There are worries that the number of RRMs might become unmanageable for Acer, particularly if a large number of energy trading firms decide to register as RRMs themselves. Consultancy firm Sapient Global Markets is another firm that says it is interested in becoming an RRM. Owen LaFave, its London-based director of commodities regulation, cites estimates that there could be as many as 120 or 150 RRMs, a number that would include many self-reporting firms. But despite the concerns, an Acer spokesperson says the regulator is prepared for such an outcome. "Companies need to register as RRMs if they opt for self-reporting and Acer systems are prepared for that possibility," he says.

In the meantime, the onus appears to be on market participants and trading venues to ensure they get their act together before October 7. "It is not a luxury position to be in, knowing that this whole thing needs to be up and running in nine months," says Efet's Sleeuwagen. "The ground rules of the entire first phase depend on how the delegation will work from a legal, operational and technical perspective, and that is far from clear today."

Missing the point?

The primary objective of the European Regulation on Wholesale Energy Market Integrity and Transparency (Remit) is to prevent and detect instances of market abuse.

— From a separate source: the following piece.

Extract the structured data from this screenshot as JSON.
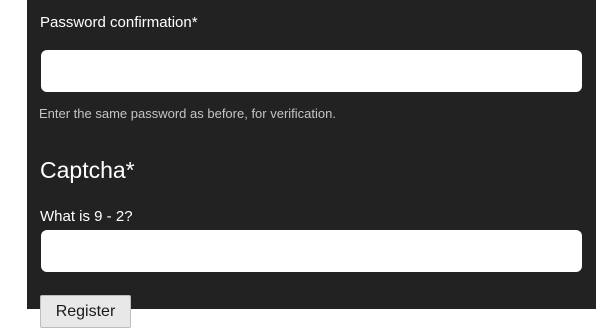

The law bans market manipulation and insider trading in physical and financial power and natural gas markets – a prohibition that member states are required to back up with a tougher sanctions regime.
Consultants say internal trade surveillance is a good way of making sure firms stay within the law when it comes to their trading activity. But in a survey conducted recently by Energy Risk, just a small proportion of energy trading firms said they were using surveillance technology to look out for questionable trading behaviour.
“What is noticeable is that the [use] of trade surveillance technology isn’t jumping up,” says Owen LaFave, London-based director of commodities regulation at consultancy Sapient Global Markets. “People are not running out and buying or investing in this technology at the moment. The focus from firms is to primarily touch the finish line from a data reporting perspective.”
The strong emphasis on meeting Remit deadlines for trade reporting has distracted companies from the task of monitoring their trading activity, LaFave suggests. But focusing too many resources on trade reporting and neglecting the issue of monitoring is something they might come to regret later on. “What firms won’t enjoy is having their doors knocked on by regulators that are more informed on their trading activity than they are themselves,” he says.